Improving Search with OpenAI's Embedding API
3

Building the Paul Graham Essay Corpus

Before we can use the embedding models and API to generate the Paul Graham essay embeddings, we need to prepare the text! Let's start by building out our corpus of Paul Graham essays, which we'll do by scraping the content from his website at paulgraham.com. If you'd like to familiarize yourself with his content before diving in, here's my favorite of his essays: Schlep Blindness.

Paul Graham RSS Feed

The first step is to procure a list of URLs for all the essays. Thankfully, the late Aaron Swartz created a fantastic RSS feed with links to all of Paul Graham's essays. An RSS feed is a simple XML file that provides a standardized interface to programmatically monitor changes to a website, typically used by blogs and news sites to syndicate their content. For example, you can access the New York Times homepage RSS feed which will provide you with an updated list of the latest articles on their homepage.

We can start by using the feedparser Python package to parse the RSS feed. Next, we'll extract the title and URL of each essay in the feed as a list of Python dictionaries.

Python
import feedparser

# parse the RSS feed using feedparser
feed = feedparser.parse("http://www.aaronsw.com/2002/feeds/pgessays.rss")

# list comprehension to create a dict with title and url for each essay
# we'll also ignore any essays that are hosted on turbifycdn
essays = [
	{"title": entry["title"], "url": entry["link"]}
	for entry in feed["entries"]
	if 'turbifycdn' not in entry["link"]
]

print(essays)
Output
[
	{'title': 'Superlinear Returns', 'url': 'http://www.paulgraham.com/superlinear.html'},
	{'title': 'How to Do Great Work', 'url': 'http://www.paulgraham.com/greatwork.html'},
	{'title': 'How to Get New Ideas', 'url': 'http://www.paulgraham.com/getideas.html'}
	...
]

Essay Scraping

Next, we need to scrape the content for each essay. Most people would approach this task using a Python package like BeautifulSoup or Scrapy, but there is a much simpler alternative for news-like articles and blogs: Newspaper3k. Newspaper3k is a Python package that can automatically extract the main text content from a news article or blog post without needing to mess around with HTML or the DOM.

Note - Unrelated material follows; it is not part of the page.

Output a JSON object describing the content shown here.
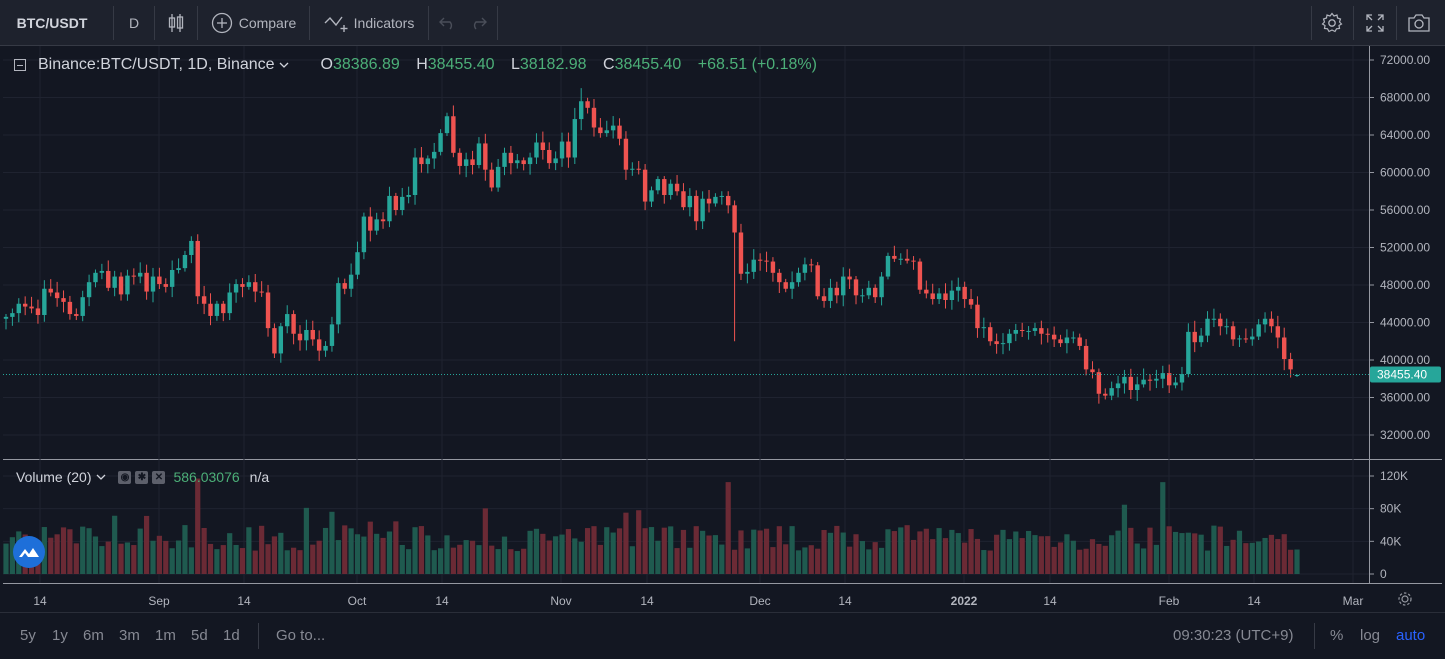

Using Newspaper3k's Article class, we can write a simple scrape_essay function to extract a list of paragraph strings from an essay, given its URL on Paul Graham's website. In this function, we first download and parse the essay using built-in Newspaper3k functionality (article.download() and article.parse()). Then, we split the full text of the essay (given by article.text) into paragraphs and retain every paragraph with at least 10 words. We also exclude footnotes that start with the [ character.

Python
from newspaper import Article

def scrape_essay(essay_url: str) -> list[str]:

	# download and parse essay using Newspaper3k
	article = Article(essay_url)
	article.download()
	article.parse()
	essay = article.text

	# split essay into paragraphs and filter out short paragraphs and footnotes
	paragraphs = [
		paragraph.strip()
		for paragraph in article.text.splitlines()
		if len(paragraph.strip().split()) >= 10
		and not paragraph.startswith('[')
	]

	return paragraphs

The final step is to build our corpus by calling the scrape_essay function on every essay that we retrieved from the RSS feed. We can do this with two nested for-loops where we'll save each paragraph as a document, along with the title and URL of the essay that it came from and its position in the essay.

Python
corpus = []

for essay in essays:
	print(f"Loading essay: {essay['title']}")
	paragraphs = scrape_essay(essay["url"])

	for i, paragraph in enumerate(paragraphs):
		corpus.append({
			"essay_title": essay["title"],
			"essay_url": essay["url"],
			"paragraph_index": i,
			"text": paragraph
		})
Output
Loading essay: Superlinear Returns
Loading essay: How to Do Great Work
Loading essay: How to Get New Ideas
Loading essay: The Need to Read
Loading essay: What You (Want to)* Want
Loading essay: Alien Truth
...

Our final corpus covers all 217 essays that Paul Graham has written since 2001, with a total of 7,533 paragraphs (and documents in our case), 486,185 words, and 2,739,261 characters.